GDS With NVMe-oF RDMA On Nixl: P2PDMA=false?
Hey guys, I've been wrestling with getting GDS (GPU Direct Storage) to play nice with NVMe-oF RDMA (Remote Direct Memory Access) on a nixl system, and I wanted to share my findings and see if anyone else has run into this. Specifically, I'm trying to figure out the correct configuration, especially concerning the P2PDMA setting in the cufile.json file. Let's dive into it, shall we?
The Setup and the Problem
So, I've been validating GDS with NVMe-oF RDMA on my nixl setup. The goal is to get the GPU directly accessing storage over RDMA, which should give us a nice performance boost by bypassing the CPU for data transfers. Sounds great, right? Well, there's a little snag. When the use_pci_p2pdma parameter within my cufile.json is set to true, things just don't work as expected. The cufile_sample_001 program, which is a test utility for GDS, throws an Input/output error when it tries to write data from the device memory. Essentially, the write operation fails. Let's take a closer look at the error when P2PDMA is enabled.

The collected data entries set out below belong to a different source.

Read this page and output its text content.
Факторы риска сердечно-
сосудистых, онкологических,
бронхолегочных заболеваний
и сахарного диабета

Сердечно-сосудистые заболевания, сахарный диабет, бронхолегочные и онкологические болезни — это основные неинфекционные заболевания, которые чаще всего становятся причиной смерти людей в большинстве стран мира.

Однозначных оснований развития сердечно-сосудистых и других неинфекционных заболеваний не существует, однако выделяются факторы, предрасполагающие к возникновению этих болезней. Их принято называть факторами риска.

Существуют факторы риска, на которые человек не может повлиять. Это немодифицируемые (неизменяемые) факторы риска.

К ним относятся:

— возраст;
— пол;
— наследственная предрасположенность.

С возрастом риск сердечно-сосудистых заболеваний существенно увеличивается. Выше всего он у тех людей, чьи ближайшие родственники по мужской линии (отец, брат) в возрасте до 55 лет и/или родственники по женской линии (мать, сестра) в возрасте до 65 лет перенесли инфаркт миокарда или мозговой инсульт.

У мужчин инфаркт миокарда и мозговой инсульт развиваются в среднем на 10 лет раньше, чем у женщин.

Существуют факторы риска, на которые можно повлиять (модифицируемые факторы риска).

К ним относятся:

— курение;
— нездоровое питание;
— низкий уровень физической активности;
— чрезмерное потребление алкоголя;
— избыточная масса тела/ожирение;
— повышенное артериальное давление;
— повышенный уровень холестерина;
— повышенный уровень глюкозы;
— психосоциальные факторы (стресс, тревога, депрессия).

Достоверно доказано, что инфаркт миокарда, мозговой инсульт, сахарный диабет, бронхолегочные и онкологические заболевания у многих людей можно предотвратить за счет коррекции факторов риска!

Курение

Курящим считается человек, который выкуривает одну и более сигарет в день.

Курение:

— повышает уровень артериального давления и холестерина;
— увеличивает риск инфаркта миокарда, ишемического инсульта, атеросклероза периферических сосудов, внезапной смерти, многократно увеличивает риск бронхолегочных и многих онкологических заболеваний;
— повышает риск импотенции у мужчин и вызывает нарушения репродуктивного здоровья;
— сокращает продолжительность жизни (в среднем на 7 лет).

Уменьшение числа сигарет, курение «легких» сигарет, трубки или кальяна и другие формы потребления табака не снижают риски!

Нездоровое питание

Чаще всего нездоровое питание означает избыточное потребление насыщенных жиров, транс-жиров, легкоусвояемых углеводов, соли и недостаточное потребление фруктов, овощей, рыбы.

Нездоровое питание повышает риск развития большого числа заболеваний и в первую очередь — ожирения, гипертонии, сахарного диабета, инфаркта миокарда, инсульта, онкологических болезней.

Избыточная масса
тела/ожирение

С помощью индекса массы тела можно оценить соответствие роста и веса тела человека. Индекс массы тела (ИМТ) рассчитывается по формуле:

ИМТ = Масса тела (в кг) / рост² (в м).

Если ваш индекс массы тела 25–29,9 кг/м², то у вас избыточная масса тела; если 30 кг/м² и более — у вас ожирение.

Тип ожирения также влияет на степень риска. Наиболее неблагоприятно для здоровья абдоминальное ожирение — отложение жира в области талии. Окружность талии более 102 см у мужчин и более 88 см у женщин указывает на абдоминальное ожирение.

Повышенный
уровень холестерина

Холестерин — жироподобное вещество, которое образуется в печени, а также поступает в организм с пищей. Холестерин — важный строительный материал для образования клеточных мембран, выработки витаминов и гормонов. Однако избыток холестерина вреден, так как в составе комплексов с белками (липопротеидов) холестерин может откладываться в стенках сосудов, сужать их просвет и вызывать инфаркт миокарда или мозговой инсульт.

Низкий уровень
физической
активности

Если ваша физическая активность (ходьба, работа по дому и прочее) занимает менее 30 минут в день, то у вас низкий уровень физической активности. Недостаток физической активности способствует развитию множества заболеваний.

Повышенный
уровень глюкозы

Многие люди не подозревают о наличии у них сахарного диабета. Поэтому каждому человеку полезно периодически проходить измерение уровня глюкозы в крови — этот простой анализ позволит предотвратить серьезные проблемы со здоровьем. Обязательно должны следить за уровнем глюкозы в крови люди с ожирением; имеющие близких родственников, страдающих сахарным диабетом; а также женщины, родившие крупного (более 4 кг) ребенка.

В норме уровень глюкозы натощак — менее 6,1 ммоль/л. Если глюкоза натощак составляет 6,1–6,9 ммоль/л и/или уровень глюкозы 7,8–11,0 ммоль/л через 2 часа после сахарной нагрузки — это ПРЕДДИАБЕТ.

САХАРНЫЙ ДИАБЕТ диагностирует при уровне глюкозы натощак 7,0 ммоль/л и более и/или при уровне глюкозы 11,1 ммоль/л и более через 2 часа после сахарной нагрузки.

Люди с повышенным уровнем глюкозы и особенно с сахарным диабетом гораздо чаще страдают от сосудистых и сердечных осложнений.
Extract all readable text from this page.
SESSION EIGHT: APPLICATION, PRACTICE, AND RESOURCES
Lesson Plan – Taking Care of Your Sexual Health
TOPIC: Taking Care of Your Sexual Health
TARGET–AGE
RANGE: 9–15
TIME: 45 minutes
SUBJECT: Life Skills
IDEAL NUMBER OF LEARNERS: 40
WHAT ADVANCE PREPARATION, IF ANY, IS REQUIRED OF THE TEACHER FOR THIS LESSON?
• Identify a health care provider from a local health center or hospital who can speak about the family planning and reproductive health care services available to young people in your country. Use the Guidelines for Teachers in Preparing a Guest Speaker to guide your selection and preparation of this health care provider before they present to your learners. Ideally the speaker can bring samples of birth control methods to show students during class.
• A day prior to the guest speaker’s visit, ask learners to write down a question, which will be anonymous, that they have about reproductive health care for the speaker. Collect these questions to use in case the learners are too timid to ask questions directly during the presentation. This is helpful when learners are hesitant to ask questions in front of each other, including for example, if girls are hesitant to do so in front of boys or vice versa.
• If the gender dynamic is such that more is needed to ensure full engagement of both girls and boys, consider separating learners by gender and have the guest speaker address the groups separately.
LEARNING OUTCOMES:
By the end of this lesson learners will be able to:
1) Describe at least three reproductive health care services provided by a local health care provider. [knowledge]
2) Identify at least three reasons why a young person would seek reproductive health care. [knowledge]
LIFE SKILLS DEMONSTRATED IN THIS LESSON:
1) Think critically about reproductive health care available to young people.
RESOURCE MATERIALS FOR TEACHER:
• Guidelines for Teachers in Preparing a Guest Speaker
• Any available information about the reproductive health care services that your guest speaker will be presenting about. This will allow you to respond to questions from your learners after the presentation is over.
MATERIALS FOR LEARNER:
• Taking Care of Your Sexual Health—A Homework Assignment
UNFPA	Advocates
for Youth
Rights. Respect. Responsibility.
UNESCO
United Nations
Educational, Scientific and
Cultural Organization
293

$ ./cufile_sample_001 /mnt_nvmf/test/reg1G 0
opening file /mnt_nvmf/test/reg1G
registering device memory of size :131072
writing from device memory
write failed : Input/output error
deregistering device memory
As you can see, the sample program attempts to write to the NVMe-oF storage, but the write operation fails. This is a common issue when GDS isn't correctly configured. The error message is quite generic, which doesn't help much in pinpointing the root cause directly. However, based on my experimentation, this issue is linked to how GDS and NVMe-oF are interacting when P2PDMA is enabled. This failure suggests that there's a compatibility issue or a conflict in how the data transfers are being handled when the P2P DMA functionality is enabled alongside the NVMe-oF RDMA setup. It's likely that the underlying RDMA mechanisms or the way the GPU interacts with the network adapter is causing this I/O error. The exact nature of the problem could stem from various factors, such as improper memory mapping, incorrect RDMA configuration, or conflicts between GDS and the network interface card's settings.
The Solution: P2PDMA = false
Now, here's the interesting part. When I set the use_pci_p2pdma parameter to false, everything works perfectly fine. The cufile_sample_001 program successfully writes data, and the test completes without any errors. This is a clear indication that disabling P2PDMA is a crucial step for getting GDS to function correctly with NVMe-oF RDMA in my nixl environment. Let's look at the success log when P2PDMA is disabled:
$ ./cufile_sample_001 /mnt_nvmf/test/reg1G 0
opening file /mnt_nvmf/test/reg1G
registering device memory of size :131072
writing from device memory
written bytes :131072
deregistering device memory
As the output shows, the program successfully writes the data, which indicates that the GDS is functioning correctly with NVMe-oF RDMA when P2PDMA is disabled. This is a critical finding, as it signifies a clear dependency between the two technologies when they are used together. This success suggests that, with P2PDMA turned off, the communication protocols and memory management methods employed by GDS and NVMe-oF RDMA are compatible and can work seamlessly. The Input/output error we saw before is completely gone, which clearly demonstrates the importance of configuring use_pci_p2pdma setting for the setup. This could imply that there is some conflict or incompatibility between the P2P DMA mechanism and the RDMA functionality of NVMe-oF. When P2PDMA is disabled, the system may default to using alternative data transfer methods that are compatible with RDMA.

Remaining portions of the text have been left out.